For drivers weighing a purchase, those ownership costs can overshadow the savings on fuel. Total cost of ownership calculators from the Department of Energy show that many EVs do break even or save money over five to seven years, but that math requires assumptions about electricity rates, driving habits and maintenance that not every buyer finds convincing.
Policy shifts add uncertainty
Government policy, once a tailwind for EV adoption, has become a source of confusion. The Biden administration’s EPA finalized aggressive tailpipe emissions rules in 2024 that were projected to push EV sales toward roughly two-thirds of new car purchases by 2032. But after President Trump took office in January 2025, his administration moved to roll back those standards, calling them unrealistic and harmful to American automakers.

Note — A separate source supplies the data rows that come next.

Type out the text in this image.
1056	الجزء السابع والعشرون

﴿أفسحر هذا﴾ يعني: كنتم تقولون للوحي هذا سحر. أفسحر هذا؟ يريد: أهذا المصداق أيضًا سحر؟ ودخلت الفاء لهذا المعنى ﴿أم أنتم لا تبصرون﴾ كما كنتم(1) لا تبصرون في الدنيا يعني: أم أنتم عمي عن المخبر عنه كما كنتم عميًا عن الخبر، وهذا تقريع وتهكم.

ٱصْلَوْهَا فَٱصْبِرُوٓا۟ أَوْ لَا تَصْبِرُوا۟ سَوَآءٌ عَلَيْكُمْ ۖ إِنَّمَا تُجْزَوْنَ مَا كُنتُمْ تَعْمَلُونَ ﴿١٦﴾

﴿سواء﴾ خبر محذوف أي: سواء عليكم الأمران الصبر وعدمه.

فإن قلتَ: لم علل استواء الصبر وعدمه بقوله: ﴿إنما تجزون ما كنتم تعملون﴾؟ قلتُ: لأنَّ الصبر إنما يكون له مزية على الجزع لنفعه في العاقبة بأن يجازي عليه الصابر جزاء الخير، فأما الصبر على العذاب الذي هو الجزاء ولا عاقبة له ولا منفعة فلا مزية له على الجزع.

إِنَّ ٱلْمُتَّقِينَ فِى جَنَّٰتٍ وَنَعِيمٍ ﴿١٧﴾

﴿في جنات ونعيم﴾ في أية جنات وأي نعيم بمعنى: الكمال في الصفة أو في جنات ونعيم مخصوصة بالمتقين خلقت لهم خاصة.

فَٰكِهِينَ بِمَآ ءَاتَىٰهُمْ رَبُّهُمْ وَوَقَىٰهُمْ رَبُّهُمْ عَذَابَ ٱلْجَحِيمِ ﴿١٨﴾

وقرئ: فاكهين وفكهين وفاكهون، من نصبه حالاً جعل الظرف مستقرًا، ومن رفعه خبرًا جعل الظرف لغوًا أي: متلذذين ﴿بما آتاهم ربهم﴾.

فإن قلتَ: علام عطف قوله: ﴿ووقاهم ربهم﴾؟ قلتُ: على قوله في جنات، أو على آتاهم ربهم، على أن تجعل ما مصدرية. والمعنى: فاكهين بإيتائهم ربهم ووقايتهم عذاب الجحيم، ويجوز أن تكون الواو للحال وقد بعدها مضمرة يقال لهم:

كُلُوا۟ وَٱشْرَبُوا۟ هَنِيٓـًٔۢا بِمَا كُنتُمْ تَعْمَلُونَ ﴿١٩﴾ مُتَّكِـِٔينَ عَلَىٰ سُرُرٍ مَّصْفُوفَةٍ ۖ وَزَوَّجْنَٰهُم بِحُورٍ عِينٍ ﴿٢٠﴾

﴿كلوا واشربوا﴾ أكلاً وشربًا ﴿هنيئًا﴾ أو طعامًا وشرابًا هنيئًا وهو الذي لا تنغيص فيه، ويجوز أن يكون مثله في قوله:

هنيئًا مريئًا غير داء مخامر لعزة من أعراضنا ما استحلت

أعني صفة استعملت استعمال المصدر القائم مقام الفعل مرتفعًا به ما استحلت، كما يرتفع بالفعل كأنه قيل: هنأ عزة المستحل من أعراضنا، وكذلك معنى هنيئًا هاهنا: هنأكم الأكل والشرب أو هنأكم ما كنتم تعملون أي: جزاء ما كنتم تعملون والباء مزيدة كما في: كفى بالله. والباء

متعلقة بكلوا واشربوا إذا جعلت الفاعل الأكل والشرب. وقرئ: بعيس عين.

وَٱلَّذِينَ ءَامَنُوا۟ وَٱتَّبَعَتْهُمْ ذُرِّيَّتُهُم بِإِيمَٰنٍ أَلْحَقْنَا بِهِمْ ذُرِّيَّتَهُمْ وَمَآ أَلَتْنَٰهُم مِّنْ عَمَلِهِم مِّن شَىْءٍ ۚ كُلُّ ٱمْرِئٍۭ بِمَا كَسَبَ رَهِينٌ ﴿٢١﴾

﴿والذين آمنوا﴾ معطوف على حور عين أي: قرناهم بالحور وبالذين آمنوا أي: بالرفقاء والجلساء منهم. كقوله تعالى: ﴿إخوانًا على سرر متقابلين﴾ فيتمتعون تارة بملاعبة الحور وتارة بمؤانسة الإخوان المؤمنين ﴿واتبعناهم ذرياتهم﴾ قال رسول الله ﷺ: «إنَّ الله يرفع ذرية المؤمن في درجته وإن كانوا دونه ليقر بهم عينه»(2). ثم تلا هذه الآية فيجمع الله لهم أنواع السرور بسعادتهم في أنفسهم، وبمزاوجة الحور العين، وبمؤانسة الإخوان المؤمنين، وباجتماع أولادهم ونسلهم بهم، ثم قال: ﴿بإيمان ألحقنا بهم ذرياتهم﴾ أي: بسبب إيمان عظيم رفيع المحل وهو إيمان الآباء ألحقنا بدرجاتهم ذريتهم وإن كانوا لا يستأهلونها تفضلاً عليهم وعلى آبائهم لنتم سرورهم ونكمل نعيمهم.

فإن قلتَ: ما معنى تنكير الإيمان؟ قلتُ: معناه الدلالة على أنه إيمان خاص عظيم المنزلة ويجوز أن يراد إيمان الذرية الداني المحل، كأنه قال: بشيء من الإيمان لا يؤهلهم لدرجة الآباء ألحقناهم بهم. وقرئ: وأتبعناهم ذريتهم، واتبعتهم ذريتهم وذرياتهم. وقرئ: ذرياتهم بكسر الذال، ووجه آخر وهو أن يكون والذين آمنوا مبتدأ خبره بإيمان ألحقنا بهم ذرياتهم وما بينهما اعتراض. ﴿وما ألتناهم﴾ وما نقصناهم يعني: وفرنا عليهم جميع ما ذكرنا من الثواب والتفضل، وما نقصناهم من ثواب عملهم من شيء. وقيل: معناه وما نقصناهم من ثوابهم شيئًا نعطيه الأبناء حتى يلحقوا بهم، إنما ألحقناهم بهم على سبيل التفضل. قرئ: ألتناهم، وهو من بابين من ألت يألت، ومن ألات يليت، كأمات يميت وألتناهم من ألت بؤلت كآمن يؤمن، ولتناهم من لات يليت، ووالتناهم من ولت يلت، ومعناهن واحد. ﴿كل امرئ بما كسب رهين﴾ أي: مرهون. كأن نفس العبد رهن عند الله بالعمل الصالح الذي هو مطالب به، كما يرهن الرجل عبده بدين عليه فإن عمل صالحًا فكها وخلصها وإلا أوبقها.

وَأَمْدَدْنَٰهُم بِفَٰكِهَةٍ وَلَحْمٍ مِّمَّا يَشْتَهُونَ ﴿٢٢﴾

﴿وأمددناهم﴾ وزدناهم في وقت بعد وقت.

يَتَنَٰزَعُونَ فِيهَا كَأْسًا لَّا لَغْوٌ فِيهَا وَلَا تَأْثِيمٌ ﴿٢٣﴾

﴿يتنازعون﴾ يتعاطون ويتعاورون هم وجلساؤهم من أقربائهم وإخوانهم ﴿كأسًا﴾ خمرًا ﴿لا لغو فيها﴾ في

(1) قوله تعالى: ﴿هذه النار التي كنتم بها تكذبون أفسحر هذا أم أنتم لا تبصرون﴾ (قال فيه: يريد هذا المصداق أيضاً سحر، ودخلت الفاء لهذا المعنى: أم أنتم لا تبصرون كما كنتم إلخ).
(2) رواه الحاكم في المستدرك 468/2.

Congressional Republicans have echoed that stance. Rep. Tim Walberg of Michigan and other House members have argued that the federal government should not be mandating a shift to electric vehicles when the charging network and electrical grid aren’t ready to support it. That political resistance resonates with drivers who already feel uneasy about being pushed toward a technology they haven’t chosen on their own terms.
At the state level, the picture is fragmented. California and more than a dozen states that follow its emissions framework are still pursuing aggressive EV sales targets, while other states have no EV-specific mandates at all. The result is a patchwork that leaves automakers guessing about which vehicles to build and in what volumes.
A slower, more hybrid-heavy transition
The most likely near-term outcome isn’t a binary choice between gas and electric. It’s a market where hybrids and plug-in hybrids absorb much of the growth that pure EVs were once expected to capture.
Toyota, which long resisted a full pivot to battery-electric vehicles, has seen surging demand for its hybrid lineup. Ford, GM and Stellantis have all expanded hybrid offerings after acknowledging that consumer appetite for plug-in models is growing faster than for full EVs. S&P Global Mobility projected in late 2025 that hybrids and plug-in hybrids could account for roughly 25% of U.S. new vehicle sales by 2028, up from about 11% in 2024.
Pure battery-electric vehicles will continue to grow, especially as prices fall and charging networks mature. BloombergNEF’s 2025 Electric Vehicle Outlook still forecasts that EVs will make up the majority of global new car sales by the mid-2030s. But in the United States, where driving distances are long, vehicle preferences skew toward trucks and SUVs, and political headwinds are real, the path will be bumpier than in China or Northern Europe.
For now, the American car market is doing what it usually does: hedging. Drivers want cleaner options, but they also want convenience, affordability and the freedom to refuel in five minutes on a road trip. Until EVs can reliably deliver all of that, gasoline and hybrid powertrains will remain a central part of the landscape.